Sir,-I reply to your story on the front page of your March 1st issue, printed under a deliberately misleading headline, in which the, propriety of a publicly funded theatre using the daughter of the director so prominently' was questioned.

Contrary to what you wrote in last week's leader, I have no objection to someone raising the issue. It is a perfectly legitimate question. What I object to is the way the paper chose to handle the story'.

Your reporter rang claiming to have received a letter and a phone call on this subject. I was then lured, against my better judgement, into talking to the paper.

As a result, you now did not need to publish the letter, you could create your story. A negative headline and a concentration on the theatre being publicly funded and you could give the impression of something shady going on down at the Orange Tree.

What is shabby about the way you have behaved is that you know and accept that Octavia Walters' training, experience, talent and the reception given to her performances, entirely justify her being given work at the Orange Tree.

And yet you deliberately created a negative story. Why, I wonder? You have, of course, had your fun but I suspect that more damage has been done to your paper than to the Orange Tree Theatre.

And in your patronising leader last week you even have the temerity to suggest that your actions are linked to the preservation of an open society. And try to imply that I, by taking exception to your front page story, am somehow wanting to stand in the way of freedom! What pretentious tosh.

I suppose I need to spell out my daughter's credentials for those who may be reading this but who have yet to see her at the Orange Tree.

She was trained at LAMDA, one of the top drama schools in the country. Her first job was with the RSC. She played in the West End and at the Young Vic with Shared Experience, one of the country's leading theatre companies.

She toured with Prunella Scales, as Anya in The Cherry Orchard and she has acted at Salisbury and Ipswich, where, in a season of plays, her parts included Lady Macbeth.

She had been doing high quality work for three years before her first Orange Tree part. In fact I employed five other LAMDA graduates, who I had seen during her time at the school, before I employed her! Her work at the Orange Tree has been received one might almost say with adulation.

Naturally I knew my daughter's work. Clearly she is in a privileged position with regard to the Orange Tree. There is nothing I can do about that. The point was always going to be whether she was good.

I am delighted and proud to be able to say that she is very good. People keep telling me that. Including the national press.

The reputation of the Orange Tree rests very largely on the consistent excellence of the acting. The idea that I might wilfully jeopardise this is ridiculous.

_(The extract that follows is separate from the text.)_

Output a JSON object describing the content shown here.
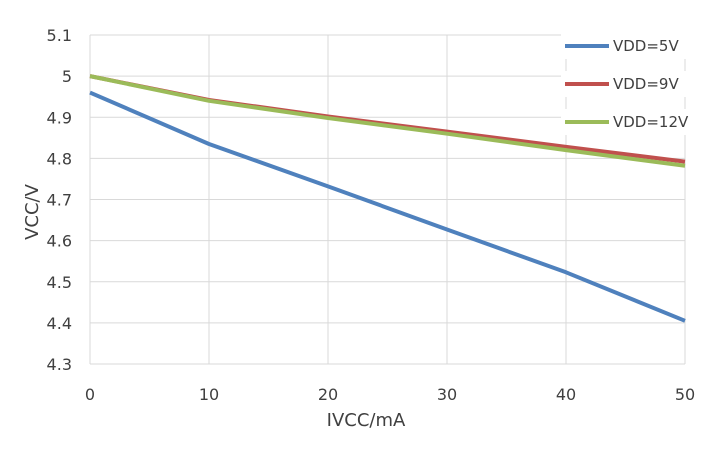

Of course it is frustrating for actors (and directors) to find that they cannot get a foot in at a particular theatre. I understand that. It happens to all of us. It is not a fair or sensible profession. And it is ludicrously overcrowded.

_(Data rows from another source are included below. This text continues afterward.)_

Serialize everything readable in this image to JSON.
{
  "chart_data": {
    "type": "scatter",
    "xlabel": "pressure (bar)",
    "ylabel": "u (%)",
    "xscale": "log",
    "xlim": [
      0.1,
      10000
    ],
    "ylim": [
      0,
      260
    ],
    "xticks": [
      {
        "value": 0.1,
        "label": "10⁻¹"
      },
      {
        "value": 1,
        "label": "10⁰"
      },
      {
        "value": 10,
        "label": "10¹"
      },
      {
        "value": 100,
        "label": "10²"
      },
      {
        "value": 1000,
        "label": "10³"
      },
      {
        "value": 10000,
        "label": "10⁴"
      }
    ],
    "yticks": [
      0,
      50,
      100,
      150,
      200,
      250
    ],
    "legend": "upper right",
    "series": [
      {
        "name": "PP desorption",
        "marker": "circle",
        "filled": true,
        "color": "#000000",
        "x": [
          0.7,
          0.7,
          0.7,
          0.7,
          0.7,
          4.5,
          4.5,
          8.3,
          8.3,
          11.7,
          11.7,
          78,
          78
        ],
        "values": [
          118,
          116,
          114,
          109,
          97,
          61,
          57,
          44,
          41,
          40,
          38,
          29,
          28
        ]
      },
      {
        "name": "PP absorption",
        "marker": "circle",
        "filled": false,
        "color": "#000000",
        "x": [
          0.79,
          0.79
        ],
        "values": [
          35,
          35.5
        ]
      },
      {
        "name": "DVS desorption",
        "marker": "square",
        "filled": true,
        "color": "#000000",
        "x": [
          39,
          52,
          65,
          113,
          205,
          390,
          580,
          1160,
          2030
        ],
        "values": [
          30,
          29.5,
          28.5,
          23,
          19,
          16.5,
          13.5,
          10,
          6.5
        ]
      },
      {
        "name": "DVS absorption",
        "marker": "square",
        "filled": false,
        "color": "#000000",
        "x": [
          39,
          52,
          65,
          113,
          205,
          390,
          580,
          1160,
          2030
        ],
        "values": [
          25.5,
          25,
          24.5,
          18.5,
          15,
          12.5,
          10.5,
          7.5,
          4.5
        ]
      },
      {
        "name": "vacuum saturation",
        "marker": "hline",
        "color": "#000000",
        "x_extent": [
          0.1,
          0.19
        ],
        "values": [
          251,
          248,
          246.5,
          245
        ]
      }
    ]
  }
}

This is very detrimental in many ways. And leads to letters like the one this paper claims to have received.

Personally I favour some sort of restricted entry. But such a solution for keeping the numbers under control has had its day and would now be illegal.

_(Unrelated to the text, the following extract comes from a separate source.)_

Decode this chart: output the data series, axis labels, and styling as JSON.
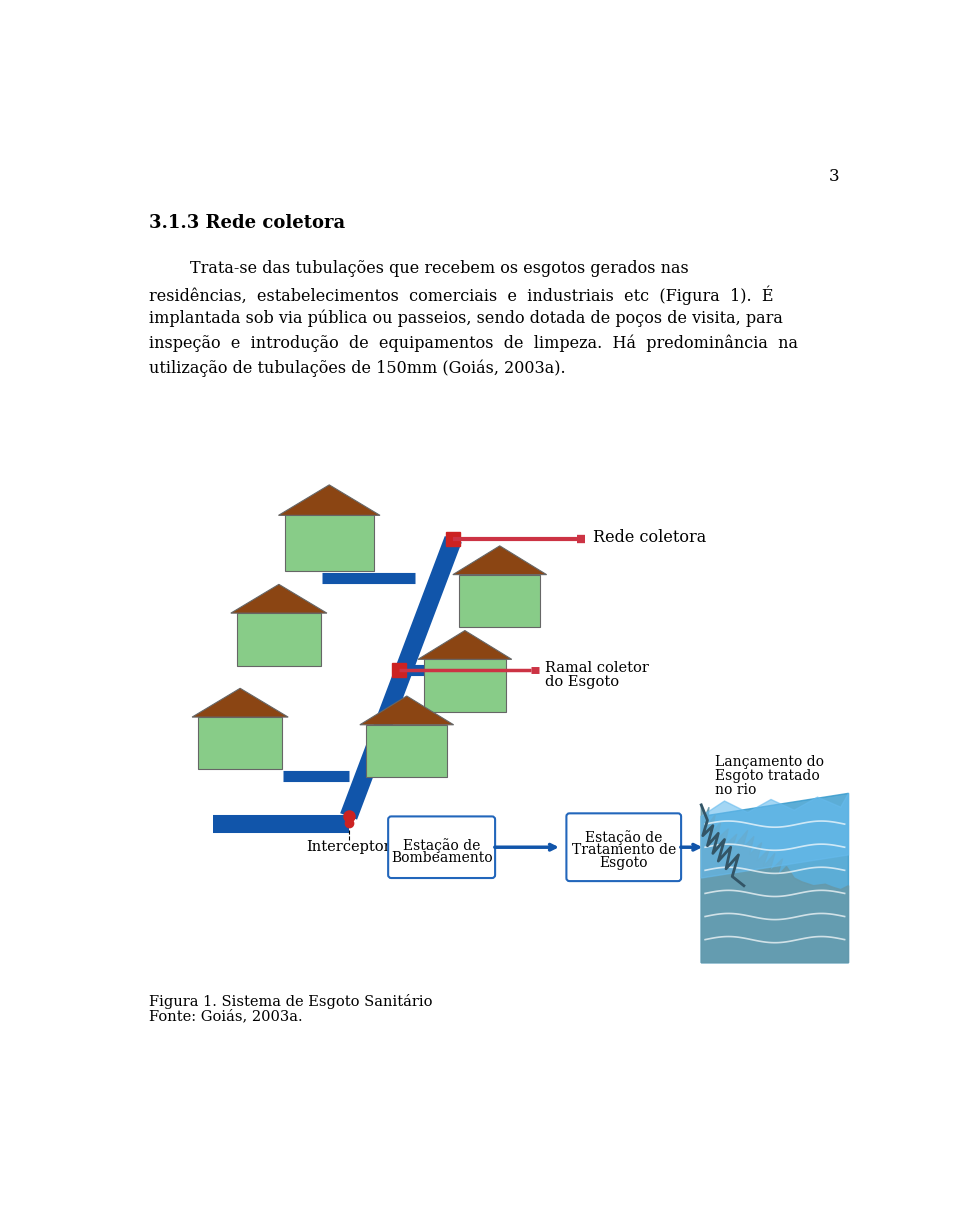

To answer a point in Mr Wilson's letter, much of which was incoherent and irrelevant, it has always been the Orange Tree's policy to have a permanent company.

Once I find talented actors with whom I like working I will continue to employ them whenever I can. Anyone who actually goes to the Orange Tree will be aware of that.

If it were possible, I would have a permanent company continuing from year to year. You may rest assured that I will be doing all I can to find more parts for Octavia Walters and to develop her talent, as I hope I have done and will continue to do with many other actors. That is what a proper theatre does.

-Sam Walters, director of the Orange Tree Theatre, Clarence Street, Richmond.